ABU DHABI, KOMPAS.TV - Pemerintah Uni Emirat Arab (UEA) dilaporkan mendesak Perserikatan Bangsa-Bangsa (PBB) untuk membuka Selat Hormuz yang ditutup akibat perang AS-Israel di Iran.
Menurut laporan Bloomberg via Anadolu, Kamis (2/4/2026) permintaan tersebut disampaikan UEA mealui surat Duta Besar UEA untuk PBB Mohamed Abushabab untuk Sekretaris Jenderal PBB Antonio Guterres dan Presiden Dewan Keamanan PBB.
Dalam surat yang diteken pada Selasa (31/3/2026), UEA meminta PBB mengaktifkan ketentuan Pasal 7 Piagam PBB. UEA meminta penerapan pasal tersebut untuk memastikan keamanan navigasi di Selat Hormuz.

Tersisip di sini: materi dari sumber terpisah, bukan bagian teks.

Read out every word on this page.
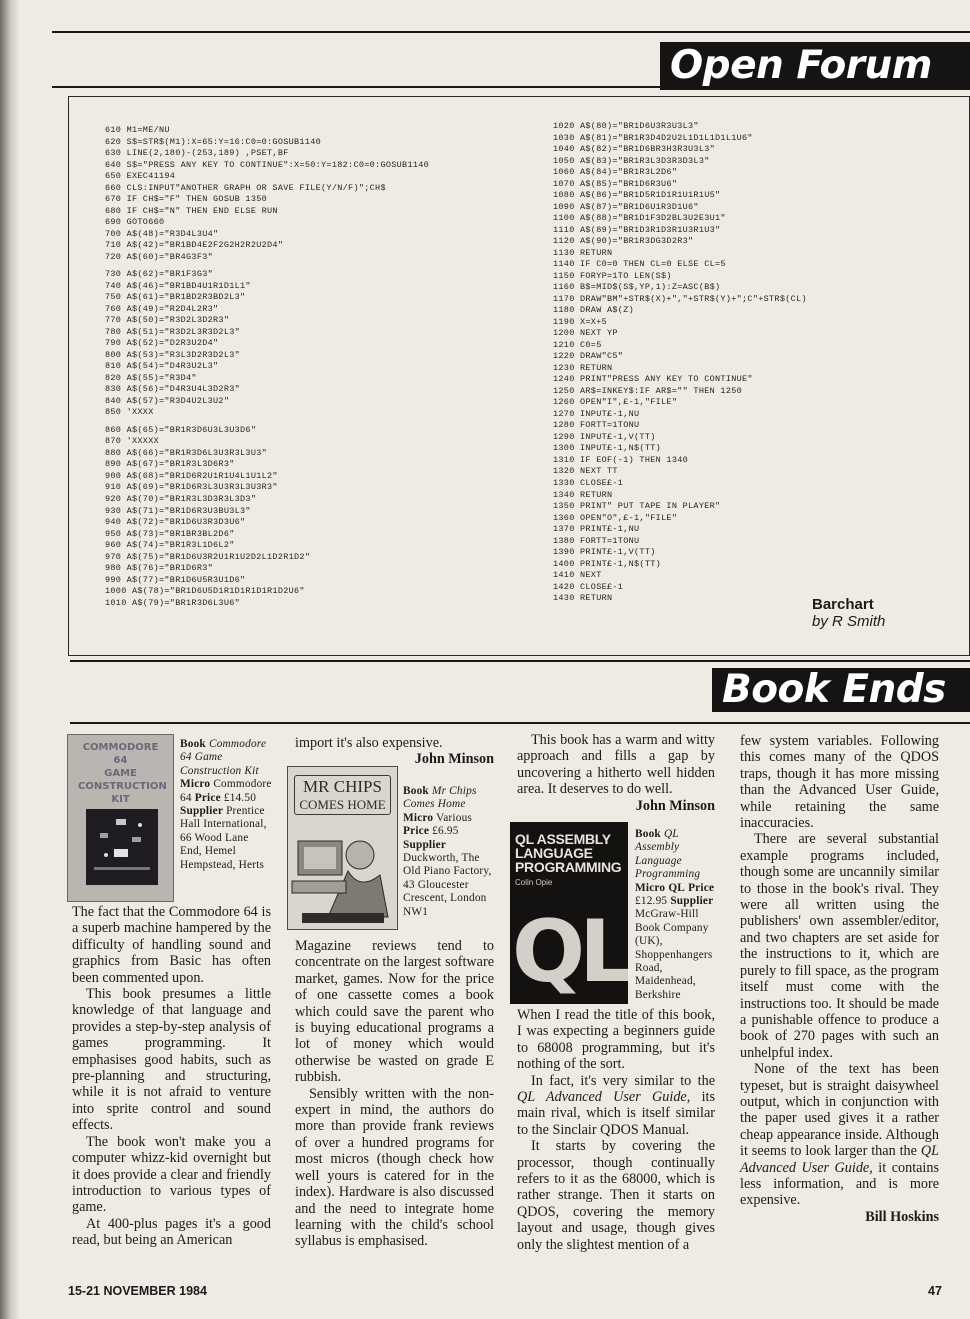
Open Forum
610 M1=ME/NU
620 S$=STR$(M1):X=65:Y=16:C0=0:GOSUB1140
630 LINE(2,180)-(253,189) ,PSET,BF
640 S$="PRESS ANY KEY TO CONTINUE":X=50:Y=182:C0=0:GOSUB1140
650 EXEC41194
660 CLS:INPUT"ANOTHER GRAPH OR SAVE FILE(Y/N/F)";CH$
670 IF CH$="F" THEN GOSUB 1350
680 IF CH$="N" THEN END ELSE RUN
690 GOTO660
700 A$(48)="R3D4L3U4"
710 A$(42)="BR1BD4E2F2G2H2R2U2D4"
720 A$(60)="BR4G3F3"
730 A$(62)="BR1F3G3"
740 A$(46)="BR1BD4U1R1D1L1"
750 A$(61)="BR1BD2R3BD2L3"
760 A$(49)="R2D4L2R3"
770 A$(50)="R3D2L3D2R3"
780 A$(51)="R3D2L3R3D2L3"
790 A$(52)="D2R3U2D4"
800 A$(53)="R3L3D2R3D2L3"
810 A$(54)="D4R3U2L3"
820 A$(55)="R3D4"
830 A$(56)="D4R3U4L3D2R3"
840 A$(57)="R3D4U2L3U2"
850 'XXXX
860 A$(65)="BR1R3D6U3L3U3D6"
870 'XXXXX
880 A$(66)="BR1R3D6L3U3R3L3U3"
890 A$(67)="BR1R3L3D6R3"
900 A$(68)="BR1D6R2U1R1U4L1U1L2"
910 A$(69)="BR1D6R3L3U3R3L3U3R3"
920 A$(70)="BR1R3L3D3R3L3D3"
930 A$(71)="BR1D6R3U3BU3L3"
940 A$(72)="BR1D6U3R3D3U6"
950 A$(73)="BR1BR3BL2D6"
960 A$(74)="BR1R3L1D6L2"
970 A$(75)="BR1D6U3R2U1R1U2D2L1D2R1D2"
980 A$(76)="BR1D6R3"
990 A$(77)="BR1D6U5R3U1D6"
1000 A$(78)="BR1D6U5D1R1D1R1D1R1D2U6"
1010 A$(79)="BR1R3D6L3U6"
1020 A$(80)="BR1D6U3R3U3L3"
1030 A$(81)="BR1R3D4D2U2L1D1L1D1L1U6"
1040 A$(82)="BR1D6BR3H3R3U3L3"
1050 A$(83)="BR1R3L3D3R3D3L3"
1060 A$(84)="BR1R3L2D6"
1070 A$(85)="BR1D6R3U6"
1080 A$(86)="BR1D5R1D1R1U1R1U5"
1090 A$(87)="BR1D6U1R3D1U6"
1100 A$(88)="BR1D1F3D2BL3U2E3U1"
1110 A$(89)="BR1D3R1D3R1U3R1U3"
1120 A$(90)="BR1R3DG3D2R3"
1130 RETURN
1140 IF C0=0 THEN CL=0 ELSE CL=5
1150 FORYP=1TO LEN(S$)
1160 B$=MID$(S$,YP,1):Z=ASC(B$)
1170 DRAW"BM"+STR$(X)+","+STR$(Y)+";C"+STR$(CL)
1180 DRAW A$(Z)
1190 X=X+5
1200 NEXT YP
1210 C0=5
1220 DRAW"C5"
1230 RETURN
1240 PRINT"PRESS ANY KEY TO CONTINUE"
1250 AR$=INKEY$:IF AR$="" THEN 1250
1260 OPEN"I",£-1,"FILE"
1270 INPUT£-1,NU
1280 FORTT=1TONU
1290 INPUT£-1,V(TT)
1300 INPUT£-1,N$(TT)
1310 IF EOF(-1) THEN 1340
1320 NEXT TT
1330 CLOSE£-1
1340 RETURN
1350 PRINT" PUT TAPE IN PLAYER"
1360 OPEN"O",£-1,"FILE"
1370 PRINT£-1,NU
1380 FORTT=1TONU
1390 PRINT£-1,V(TT)
1400 PRINT£-1,N$(TT)
1410 NEXT
1420 CLOSE£-1
1430 RETURN	Barchart
by R Smith
Book Ends
COMMODORE 64
GAME
CONSTRUCTION
KIT
Book Commodore 64 Game Construction Kit Micro Commodore 64 Price £14.50 Supplier Prentice Hall International, 66 Wood Lane End, Hemel Hempstead, Herts

The fact that the Commodore 64 is a superb machine hampered by the difficulty of handling sound and graphics from Basic has often been commented upon.

This book presumes a little knowledge of that language and provides a step-by-step analysis of games programming. It emphasises good habits, such as pre-planning and structuring, while it is not afraid to venture into sprite control and sound effects.

The book won't make you a computer whizz-kid overnight but it does provide a clear and friendly introduction to various types of game.

At 400-plus pages it's a good read, but being an American

import it's also expensive.

John Minson
MR CHIPS
COMES HOME
Book Mr Chips Comes Home Micro Various Price £6.95 Supplier Duckworth, The Old Piano Factory, 43 Gloucester Crescent, London NW1

Magazine reviews tend to concentrate on the largest software market, games. Now for the price of one cassette comes a book which could save the parent who is buying educational programs a lot of money which would otherwise be wasted on grade E rubbish.

Sensibly written with the non-expert in mind, the authors do more than provide frank reviews of over a hundred programs for most micros (though check how well yours is catered for in the index). Hardware is also discussed and the need to integrate home learning with the child's school syllabus is emphasised.

This book has a warm and witty approach and fills a gap by uncovering a hitherto well hidden area. It deserves to do well.

John Minson
QL ASSEMBLY LANGUAGE PROGRAMMING
Colin Opie
QL
Book QL Assembly Language Programming Micro QL Price £12.95 Supplier McGraw-Hill Book Company (UK), Shoppenhangers Road, Maidenhead, Berkshire

When I read the title of this book, I was expecting a beginners guide to 68008 programming, but it's nothing of the sort.

In fact, it's very similar to the QL Advanced User Guide, its main rival, which is itself similar to the Sinclair QDOS Manual.

It starts by covering the processor, though continually refers to it as the 68000, which is rather strange. Then it starts on QDOS, covering the memory layout and usage, though gives only the slightest mention of a

few system variables. Following this comes many of the QDOS traps, though it has more missing than the Advanced User Guide, while retaining the same inaccuracies.

There are several substantial example programs included, though some are uncannily similar to those in the book's rival. They were all written using the publishers' own assembler/editor, and two chapters are set aside for the instructions to it, which are purely to fill space, as the program itself must come with the instructions too. It should be made a punishable offence to produce a book of 270 pages with such an unhelpful index.

None of the text has been typeset, but is straight daisywheel output, which in conjunction with the paper used gives it a rather cheap appearance inside. Although it seems to look larger than the QL Advanced User Guide, it contains less information, and is more expensive.

Bill Hoskins
15-21 NOVEMBER 1984	47
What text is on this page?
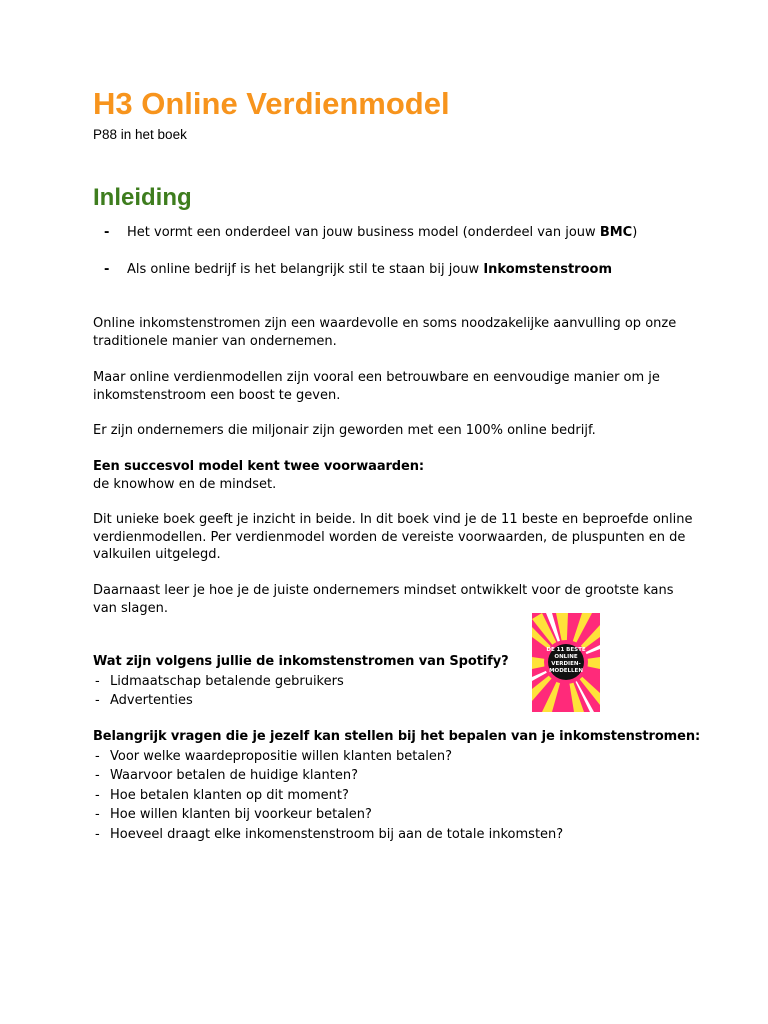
H3 Online Verdienmodel
P88 in het boek
Inleiding
- Het vormt een onderdeel van jouw business model (onderdeel van jouw BMC)
- Als online bedrijf is het belangrijk stil te staan bij jouw Inkomstenstroom
Online inkomstenstromen zijn een waardevolle en soms noodzakelijke aanvulling op onze
traditionele manier van ondernemen.
Maar online verdienmodellen zijn vooral een betrouwbare en eenvoudige manier om je
inkomstenstroom een boost te geven.
Er zijn ondernemers die miljonair zijn geworden met een 100% online bedrijf.
Een succesvol model kent twee voorwaarden:
de knowhow en de mindset.
Dit unieke boek geeft je inzicht in beide. In dit boek vind je de 11 beste en beproefde online
verdienmodellen. Per verdienmodel worden de vereiste voorwaarden, de pluspunten en de
valkuilen uitgelegd.
Daarnaast leer je hoe je de juiste ondernemers mindset ontwikkelt voor de grootste kans
van slagen.
Wat zijn volgens jullie de inkomstenstromen van Spotify?
- Lidmaatschap betalende gebruikers
- Advertenties
Belangrijk vragen die je jezelf kan stellen bij het bepalen van je inkomstenstromen:
- Voor welke waardepropositie willen klanten betalen?
- Waarvoor betalen de huidige klanten?
- Hoe betalen klanten op dit moment?
- Hoe willen klanten bij voorkeur betalen?
- Hoeveel draagt elke inkomenstenstroom bij aan de totale inkomsten?
DE 11 BESTE
ONLINE
VERDIEN-
MODELLEN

Baca Juga: Presiden Iran Kirim Surat Terbuka untuk Rakyat AS, Pertanyakan Tujuan Perang Trump
Pasal 7 Piagam PBB diketahui memuat tindakan hukum untuk menghadapi ancaman perdamaian internasional dengan cara-cara meliputi blokade ekonomi hingga pengerahan kekuatan militer.
Lalu lintas Selat Hormuz sendiri dilaporkan terganggu sejak awal Maret 2026 atau pada awal serangan AS-Israel ke Iran. Teheran menutup selat tersebut sebagai balasan agresi AS-Israel yang berlangsung sejak 28 Februari 2026.
Selat Hormuz diketahui menjadi jalur perairan vital bagi perdagangan minyak dunia. Sekitar 20 persen pasokan minyak dunia melintasi Selat Hormuz.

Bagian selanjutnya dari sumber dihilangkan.